Attention, rien n'oblige l'université qui vous reçoit à vous accorder son diplôme si vous n'y venez qu'une année. Même dans le cadre des échanges d'étudiants membres de la Conférence des grandes écoles (CGE), le pourcentage de doubles diplômes est inférieur à 16 %. "Notre priorité est aujourd'hui de signer des accords de doubles diplômes avec des universités accréditées AACSB, Equis et AMBA qui permettent d'obtenir les deux diplômes dans le cadre de validations croisées", explique, bien conscient de la plus value, Alain Chevalier, le directeur général adjoint d'ESCP Europe.
Alors cherchez bien les doubles diplômes car il existe des pépites, comme cet accord qui permet à un étudiant de droit (un seul chaque année !) de Paris-I La Sorbonne de passer deux ans à la Columbia University !
  • MAIS QU'EST CE QUE ÇA VA M'APPORTER ?
Posséder un diplôme américain ou y a voir étudié ne vous permet pas automatiquement de rester y travailler.

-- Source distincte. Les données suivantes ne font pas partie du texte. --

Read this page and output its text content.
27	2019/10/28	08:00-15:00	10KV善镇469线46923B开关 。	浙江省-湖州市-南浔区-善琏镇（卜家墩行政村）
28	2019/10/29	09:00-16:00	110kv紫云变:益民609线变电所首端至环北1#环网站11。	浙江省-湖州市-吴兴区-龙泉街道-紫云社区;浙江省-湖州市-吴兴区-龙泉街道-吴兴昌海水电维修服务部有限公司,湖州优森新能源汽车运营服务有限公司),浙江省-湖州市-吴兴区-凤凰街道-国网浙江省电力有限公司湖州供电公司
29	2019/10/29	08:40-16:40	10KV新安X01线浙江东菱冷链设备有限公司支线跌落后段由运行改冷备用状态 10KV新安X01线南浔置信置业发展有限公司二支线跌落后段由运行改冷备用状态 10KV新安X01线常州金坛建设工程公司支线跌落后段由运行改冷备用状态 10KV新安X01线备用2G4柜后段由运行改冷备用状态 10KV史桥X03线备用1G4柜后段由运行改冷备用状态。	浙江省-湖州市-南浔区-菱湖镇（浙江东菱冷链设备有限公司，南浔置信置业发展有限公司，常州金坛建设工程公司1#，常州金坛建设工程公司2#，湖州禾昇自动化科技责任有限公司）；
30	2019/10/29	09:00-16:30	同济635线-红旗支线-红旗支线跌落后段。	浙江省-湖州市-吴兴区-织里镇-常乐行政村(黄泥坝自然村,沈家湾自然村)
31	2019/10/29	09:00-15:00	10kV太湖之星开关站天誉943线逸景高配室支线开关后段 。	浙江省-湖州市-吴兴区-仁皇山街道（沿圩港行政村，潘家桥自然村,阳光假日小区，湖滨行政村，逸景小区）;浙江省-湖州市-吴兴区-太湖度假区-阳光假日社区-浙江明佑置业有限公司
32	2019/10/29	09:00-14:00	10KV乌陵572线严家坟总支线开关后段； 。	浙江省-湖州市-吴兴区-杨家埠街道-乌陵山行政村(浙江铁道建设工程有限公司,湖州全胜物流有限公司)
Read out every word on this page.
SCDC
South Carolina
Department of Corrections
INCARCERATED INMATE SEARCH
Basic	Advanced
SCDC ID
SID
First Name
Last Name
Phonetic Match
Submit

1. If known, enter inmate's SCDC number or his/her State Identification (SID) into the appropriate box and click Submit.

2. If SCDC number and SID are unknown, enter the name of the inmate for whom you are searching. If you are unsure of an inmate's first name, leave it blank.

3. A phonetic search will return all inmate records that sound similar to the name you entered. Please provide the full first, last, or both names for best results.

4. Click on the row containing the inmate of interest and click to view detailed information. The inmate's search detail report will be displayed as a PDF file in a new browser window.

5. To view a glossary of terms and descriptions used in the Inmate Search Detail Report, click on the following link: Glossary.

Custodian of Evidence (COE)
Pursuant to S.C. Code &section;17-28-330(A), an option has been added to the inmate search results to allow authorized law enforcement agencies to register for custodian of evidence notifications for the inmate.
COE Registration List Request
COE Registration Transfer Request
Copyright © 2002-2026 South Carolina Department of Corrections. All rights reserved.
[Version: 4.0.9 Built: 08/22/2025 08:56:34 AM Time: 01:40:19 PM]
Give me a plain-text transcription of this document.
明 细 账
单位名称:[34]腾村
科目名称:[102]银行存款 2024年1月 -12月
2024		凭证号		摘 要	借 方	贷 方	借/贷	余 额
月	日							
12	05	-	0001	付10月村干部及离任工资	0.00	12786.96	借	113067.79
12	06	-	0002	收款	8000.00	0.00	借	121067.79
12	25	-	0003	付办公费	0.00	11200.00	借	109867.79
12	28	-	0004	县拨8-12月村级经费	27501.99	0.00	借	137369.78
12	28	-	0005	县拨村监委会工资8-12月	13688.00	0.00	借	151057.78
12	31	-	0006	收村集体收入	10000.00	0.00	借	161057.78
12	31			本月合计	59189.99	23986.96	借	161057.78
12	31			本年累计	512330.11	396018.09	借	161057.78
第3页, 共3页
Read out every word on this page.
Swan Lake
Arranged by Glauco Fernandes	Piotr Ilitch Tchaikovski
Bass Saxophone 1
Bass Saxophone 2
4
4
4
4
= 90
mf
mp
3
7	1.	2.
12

Mais c'est évidemment un gros plus pour y obtenir un jour un emploi car les entreprises américaines connaissent encore mal les diplômes européens.
Sachez aussi que, quel que soit votre diplôme, vous aurez acquis des compétences transférables dans n'importe quelle entreprise. Dans leurs annonces de recrutement, les entreprises américaines cherchent en effet des titulaires de Bachelors et de Masters mais sont assez flexibles sur la discipline principale que vous maîtrisez. Comme l'explique encore Charlotte Goodwin : "Les entreprises attendent de vous que vous ayez acquis des compétences et une grande culture générale, mais pas un métier en particulier."